Abstract The aim of this study was to evaluate the gene expression of proinflammatory (RANKL, TNF-a and IFN-g) and regulatory (TGF-b and IL-10) cytokines as reaction to experimental infection by mono or bi-association of Fusobacterium nucleatum (ATCC 10953) and Enterococcus faecalis (ATCC 19433). F. nucleatum and E. faecalis, either in mono- or bi-association were inoculated into the root canal system (RCS) of Balb/c mice. Animals were sacrificed at 10 and 20 days after infection and periapical tissues surrounding the root were collected. The mRNA expression of the cytokines RANKL, TNF-a, IFN- g, TGF-b and IL-10 was assessed using real-time PCR. The Kruskal-Wallis test was used for statistical analysis. F. nucleatum mono-infection induced high expression of RANKL and TNF-a, while its modulation was due to IL-10. High expression of IFN-g at day 20 was up-regulated by E. faecalis and RANKL; TNF-a was up-regulated by an independent mechanism via IL-10 and TGF-b. Bi-association (F. nucleatum and E. faecalis) stimulated high expression of RANKL, TNF-a and IFN-g, which seemed to be modulated by TGF-b 20 days later. The gene expression of proinflammatory cytokines was more prominent in the earlier periods of the experimental periapical infection, which concomitantly decreased in the later period. This expression may be regulated by IL-10 and TGF-b in an infection-specific condition

Resumo O objetivo deste trabalho foi avaliar a expressão gênica de citocinas pró-inflamatórias (RANKL, TNF-a e IFN-g) e regulatórias (TGF-b e IL-10) em resposta à infecção experimental por Fusobacterium nucleatum (ATCC 10953) e Enterococcus faecalis (ATCC 19433) como mono-infecção ou em bi-associação. F. nucleatum e E. faecalis foram inoculados no sistema de canais radiculares de camundongos Balb/c, tanto isoladas como em bi-associação. Os animais foram sacrificados em 10 e 20 dias após a infecção, e os tecidos periapicais foram coletados. As expressões do mRNA das citocinas RANKL, TNF-a, IFN-g, TGF-b e IL-10 foram analisadas por meio do real-time PCR. O teste de Kruskal-Wallis foi utilizado para análise estatística. A mono-infecção com F. nucleatum induziu alta expressão de RANKL e TNF-a, enquanto sua modulação ocorreu devido à IL-10. A alta expressão de IFN-g no dia 20 foi regulada positivamente por E. faecalis e RANKL; TNF-a foi regulada positivamente por um mecanismo independente via IL-10 e TGF-b.
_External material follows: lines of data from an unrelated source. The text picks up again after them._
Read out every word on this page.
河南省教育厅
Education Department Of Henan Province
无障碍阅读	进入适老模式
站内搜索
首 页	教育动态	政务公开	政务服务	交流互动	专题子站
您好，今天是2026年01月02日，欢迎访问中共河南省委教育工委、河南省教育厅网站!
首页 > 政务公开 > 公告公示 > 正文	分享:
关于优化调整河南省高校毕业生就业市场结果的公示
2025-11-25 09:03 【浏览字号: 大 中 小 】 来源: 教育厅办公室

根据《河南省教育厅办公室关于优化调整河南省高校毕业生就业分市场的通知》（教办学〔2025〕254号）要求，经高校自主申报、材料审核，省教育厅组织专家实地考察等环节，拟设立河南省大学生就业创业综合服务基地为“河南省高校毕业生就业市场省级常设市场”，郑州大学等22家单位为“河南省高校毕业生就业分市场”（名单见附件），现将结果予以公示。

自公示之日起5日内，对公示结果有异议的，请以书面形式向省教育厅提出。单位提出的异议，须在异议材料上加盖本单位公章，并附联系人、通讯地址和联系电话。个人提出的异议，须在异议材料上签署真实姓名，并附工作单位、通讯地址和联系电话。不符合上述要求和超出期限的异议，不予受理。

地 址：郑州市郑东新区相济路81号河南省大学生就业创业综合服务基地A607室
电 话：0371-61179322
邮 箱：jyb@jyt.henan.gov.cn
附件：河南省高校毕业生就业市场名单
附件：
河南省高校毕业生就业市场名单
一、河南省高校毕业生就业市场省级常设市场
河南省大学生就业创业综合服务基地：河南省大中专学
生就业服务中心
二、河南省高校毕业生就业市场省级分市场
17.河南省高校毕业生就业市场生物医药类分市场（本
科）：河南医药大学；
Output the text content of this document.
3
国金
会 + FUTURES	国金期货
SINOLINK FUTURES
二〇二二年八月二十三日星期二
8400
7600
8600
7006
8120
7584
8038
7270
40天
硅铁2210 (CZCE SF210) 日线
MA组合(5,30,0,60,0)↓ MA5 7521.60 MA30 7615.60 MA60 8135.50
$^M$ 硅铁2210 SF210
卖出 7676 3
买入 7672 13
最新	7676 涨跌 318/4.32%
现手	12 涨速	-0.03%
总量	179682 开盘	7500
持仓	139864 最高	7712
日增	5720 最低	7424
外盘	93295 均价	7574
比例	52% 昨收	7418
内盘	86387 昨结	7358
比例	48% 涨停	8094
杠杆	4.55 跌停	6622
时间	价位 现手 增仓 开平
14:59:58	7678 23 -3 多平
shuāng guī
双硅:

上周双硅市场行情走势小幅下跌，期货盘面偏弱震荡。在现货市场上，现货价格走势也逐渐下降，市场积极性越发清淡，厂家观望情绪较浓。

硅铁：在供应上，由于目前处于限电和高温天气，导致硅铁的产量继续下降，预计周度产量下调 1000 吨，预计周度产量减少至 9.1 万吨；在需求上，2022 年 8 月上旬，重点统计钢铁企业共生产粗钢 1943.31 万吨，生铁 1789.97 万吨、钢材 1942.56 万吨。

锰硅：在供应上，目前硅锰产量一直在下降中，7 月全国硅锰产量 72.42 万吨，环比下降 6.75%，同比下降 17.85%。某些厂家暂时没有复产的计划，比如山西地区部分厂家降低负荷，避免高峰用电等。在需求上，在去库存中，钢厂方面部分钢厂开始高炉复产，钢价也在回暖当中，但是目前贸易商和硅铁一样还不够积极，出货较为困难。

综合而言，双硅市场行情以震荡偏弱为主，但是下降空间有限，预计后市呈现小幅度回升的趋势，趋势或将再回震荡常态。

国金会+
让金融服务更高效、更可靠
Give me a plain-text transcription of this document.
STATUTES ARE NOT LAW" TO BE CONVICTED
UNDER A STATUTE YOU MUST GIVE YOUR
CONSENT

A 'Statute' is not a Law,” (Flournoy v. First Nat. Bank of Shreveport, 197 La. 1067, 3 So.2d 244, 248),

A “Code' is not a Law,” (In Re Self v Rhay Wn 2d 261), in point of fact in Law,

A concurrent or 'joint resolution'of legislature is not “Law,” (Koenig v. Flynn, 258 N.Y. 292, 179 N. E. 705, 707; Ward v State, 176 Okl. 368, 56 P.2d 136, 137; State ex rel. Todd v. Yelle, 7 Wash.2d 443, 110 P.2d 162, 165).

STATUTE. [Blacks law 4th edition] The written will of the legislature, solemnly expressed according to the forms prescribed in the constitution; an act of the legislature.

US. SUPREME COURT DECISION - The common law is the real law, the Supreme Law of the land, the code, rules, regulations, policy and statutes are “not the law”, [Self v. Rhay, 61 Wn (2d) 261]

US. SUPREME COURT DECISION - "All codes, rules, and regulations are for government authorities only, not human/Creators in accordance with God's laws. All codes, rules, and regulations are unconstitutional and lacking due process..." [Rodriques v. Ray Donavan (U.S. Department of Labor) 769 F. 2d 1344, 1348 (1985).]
A bi-associação (F. nucleatum e E. faecalis) estimulou uma alta expressão de RANKL, TNF-a e IFN-g, que parece ser modulada por TGF-b após 20 dias. A expressão gênica de citocinas pró-inflamatórias foi mais proeminente nos estágios iniciais da infecção periapical experimental, com concomitante redução no período tardio. Este fenômeno pode ser regulado por IL-10 e TGF-b em uma condição de infecção específica.